[plug] Fastest way to transfer files over Internet.

Scott Middleton scott at LinuxIT.com.au
Sun May 11 20:33:05 WST 2003


What would you use?
1 to transfer 1x600MB file.
2 to transfer 600x1MB files.
3 to transfer 1200x512k files.

>From 1 Linux box to another.

On Sat, 2003-05-10 at 09:04, James Devenish wrote:
> In message <1052526265.29102.13.camel at virgo>
> on Sat, May 10, 2003 at 08:24:25AM +0800, Scott Middleton wrote:
> > Whats the general consensus for Linux users on the fastest way to
> 
> Fast in what sense: Setup time? Connection initiation? Fewest keys to
> press? Bulk transfer rate? Number of small files per unit time?
> 
> > transfer files from one computer to another over the Internet.
> 
> UDP.
> 
> > There must be some security but it's not really essential.
> 
> Huh? "Must be...but not...essential"! What security are you talking
> about? Are you talking about authentication or encryption and
> validation?
> 
> (I would say the easiest way would be to stick the file into a web- or
> FTP-shared directory and then wget it on the other computer. No time
> spent authenticating, no time spent encrypting, works across operating
> systems, may include compression by default if your server and client
> can handle it, etc. But presumably we can exclude such things in your
> situation?)
> 
> > Preferably a 1 liner.
> 
> So you're talking about transferring just a single file per invocation?
> 
> If you have rcp (a long-standing UNIX rsh facility) set up with
> address-based authorisation then you would have minimal authentication
> time and no overhead of encryption.
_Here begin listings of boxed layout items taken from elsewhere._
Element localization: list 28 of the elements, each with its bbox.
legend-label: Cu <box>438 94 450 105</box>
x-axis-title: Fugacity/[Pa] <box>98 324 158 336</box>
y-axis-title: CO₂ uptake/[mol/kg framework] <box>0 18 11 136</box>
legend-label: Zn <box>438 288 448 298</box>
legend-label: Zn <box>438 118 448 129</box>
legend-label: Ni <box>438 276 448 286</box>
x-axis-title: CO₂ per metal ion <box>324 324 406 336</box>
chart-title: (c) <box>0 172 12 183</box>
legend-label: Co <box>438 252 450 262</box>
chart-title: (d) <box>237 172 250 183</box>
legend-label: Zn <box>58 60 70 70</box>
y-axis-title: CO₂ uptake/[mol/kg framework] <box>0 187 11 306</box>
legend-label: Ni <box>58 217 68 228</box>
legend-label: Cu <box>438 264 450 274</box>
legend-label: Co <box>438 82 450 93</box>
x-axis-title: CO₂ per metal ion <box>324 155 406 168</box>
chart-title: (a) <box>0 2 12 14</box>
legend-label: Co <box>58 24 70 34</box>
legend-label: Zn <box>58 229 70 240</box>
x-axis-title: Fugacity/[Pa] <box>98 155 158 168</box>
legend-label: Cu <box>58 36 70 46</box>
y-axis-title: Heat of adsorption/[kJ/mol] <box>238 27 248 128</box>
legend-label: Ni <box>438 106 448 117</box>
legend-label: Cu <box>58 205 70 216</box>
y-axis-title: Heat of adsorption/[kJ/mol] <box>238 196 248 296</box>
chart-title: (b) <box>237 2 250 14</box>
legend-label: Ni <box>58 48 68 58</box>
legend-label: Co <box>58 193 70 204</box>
If you needed encryption you could
> set up IPsec with a fast, loose cipher (obviously that only applies if
> you are continually doing transfers between a particular set of
> machines).
> 
> If you have SSH set up with public key authentication and no passphrase
> on your private key, then yes scp would be very convenient. But of
> course it's slow to get started. So it wouldn't fit the general
> definition of "fastest" because it would be slow to do many. On that
> note, transfers of large numbers of small files may be faster if you
> archive the files on the sending machine and dearchive them on the
> receiving machine at a later time. That way, the *Internet* part of the
> transfer would be faster. If you have several files to copy, but not all
> at exactly the same moment, you could open an SFTP connection and send
> through files as and when you realise you need them transferred. That
> way you only have to initiate the connection once.